Diagnosis and Treatment

People with RA usually experience symptoms equally on both sides of the body. The most commonly affected joints are wrists, fingers, knees, feet and ankles. Symptoms can begin slowly with minor joint pain, stiffness and fatigue. Other symptoms include morning stiffness, joints that feel warm, tender and stiff after an hour of inactivity, loss of range of motion and numbness or tingling in the hands and feet.

To diagnose RA, physicians perform a medical history and physical exam. There are also tests that can help including a rheumatoid factor test, blood work and imaging tests. Once diagnosed, RA usually requires lifelong treatment — which can often be very effective.

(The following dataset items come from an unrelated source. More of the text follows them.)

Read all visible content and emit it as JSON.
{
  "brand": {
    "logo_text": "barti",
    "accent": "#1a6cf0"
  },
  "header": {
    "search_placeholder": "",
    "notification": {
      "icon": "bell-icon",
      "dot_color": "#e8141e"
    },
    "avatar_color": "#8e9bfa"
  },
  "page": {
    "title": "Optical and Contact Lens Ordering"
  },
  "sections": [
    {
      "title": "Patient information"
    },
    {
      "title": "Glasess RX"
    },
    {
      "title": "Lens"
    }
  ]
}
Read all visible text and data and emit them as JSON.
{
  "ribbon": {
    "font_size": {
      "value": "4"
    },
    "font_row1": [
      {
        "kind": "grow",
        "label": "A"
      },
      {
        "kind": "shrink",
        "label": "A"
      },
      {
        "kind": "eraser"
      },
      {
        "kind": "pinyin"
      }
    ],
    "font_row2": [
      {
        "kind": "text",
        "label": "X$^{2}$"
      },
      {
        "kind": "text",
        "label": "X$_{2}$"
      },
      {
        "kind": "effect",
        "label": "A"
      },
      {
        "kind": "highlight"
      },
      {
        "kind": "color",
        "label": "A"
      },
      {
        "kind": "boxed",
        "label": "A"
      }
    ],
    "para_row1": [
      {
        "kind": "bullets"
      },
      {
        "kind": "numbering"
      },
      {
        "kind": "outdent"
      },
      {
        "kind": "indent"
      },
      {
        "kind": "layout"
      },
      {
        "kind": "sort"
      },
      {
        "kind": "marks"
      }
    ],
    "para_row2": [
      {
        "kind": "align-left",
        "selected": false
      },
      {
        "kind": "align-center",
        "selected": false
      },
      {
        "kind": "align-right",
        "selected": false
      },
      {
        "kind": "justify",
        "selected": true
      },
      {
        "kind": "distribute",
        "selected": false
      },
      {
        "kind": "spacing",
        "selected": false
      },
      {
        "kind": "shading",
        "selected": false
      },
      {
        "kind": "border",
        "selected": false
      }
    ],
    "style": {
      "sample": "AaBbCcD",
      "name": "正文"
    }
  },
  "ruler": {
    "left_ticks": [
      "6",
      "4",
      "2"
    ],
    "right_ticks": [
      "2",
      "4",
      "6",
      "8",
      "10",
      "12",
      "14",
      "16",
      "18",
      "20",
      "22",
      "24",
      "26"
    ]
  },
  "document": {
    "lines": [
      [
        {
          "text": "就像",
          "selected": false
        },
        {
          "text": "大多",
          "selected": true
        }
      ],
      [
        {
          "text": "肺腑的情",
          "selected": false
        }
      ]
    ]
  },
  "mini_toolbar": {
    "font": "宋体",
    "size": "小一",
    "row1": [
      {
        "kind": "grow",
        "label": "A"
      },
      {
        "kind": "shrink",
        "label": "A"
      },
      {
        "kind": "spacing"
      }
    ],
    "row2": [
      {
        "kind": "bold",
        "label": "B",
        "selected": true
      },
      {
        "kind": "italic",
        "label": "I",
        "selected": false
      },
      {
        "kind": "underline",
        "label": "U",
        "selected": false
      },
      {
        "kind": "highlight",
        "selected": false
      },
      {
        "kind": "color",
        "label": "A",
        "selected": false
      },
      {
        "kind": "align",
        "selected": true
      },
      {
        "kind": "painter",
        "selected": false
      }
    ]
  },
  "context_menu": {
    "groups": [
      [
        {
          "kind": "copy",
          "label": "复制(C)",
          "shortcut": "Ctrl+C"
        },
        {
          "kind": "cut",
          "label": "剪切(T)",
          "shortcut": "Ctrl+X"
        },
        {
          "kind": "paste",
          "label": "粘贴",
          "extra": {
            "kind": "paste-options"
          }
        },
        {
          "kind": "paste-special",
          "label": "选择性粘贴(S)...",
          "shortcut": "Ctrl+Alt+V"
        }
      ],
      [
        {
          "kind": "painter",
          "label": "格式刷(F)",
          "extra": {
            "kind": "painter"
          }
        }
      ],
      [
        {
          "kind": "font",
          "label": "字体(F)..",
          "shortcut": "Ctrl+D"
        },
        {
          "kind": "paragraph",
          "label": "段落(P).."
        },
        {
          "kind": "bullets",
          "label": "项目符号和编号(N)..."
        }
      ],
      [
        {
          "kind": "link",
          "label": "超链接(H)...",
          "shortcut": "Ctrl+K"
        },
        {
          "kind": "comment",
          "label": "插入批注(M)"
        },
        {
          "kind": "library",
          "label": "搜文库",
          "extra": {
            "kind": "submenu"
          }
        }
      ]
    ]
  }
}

In addition to lifestyle changes such as regular physical activity, stretching, eating a balanced diet and participating in physical therapy, there are many medications that can help. Some medications are designed to relieve symptoms and reduce inflammation, while others are intended to modify the disease or put it into remission, including biologic agents that target the parts of the immune system that contribute to RA.

Many people need a combination of medications, which require ongoing monitoring to watch for side effects or significant changes in the immune system. In some cases, if joint damage becomes severe surgery might be required.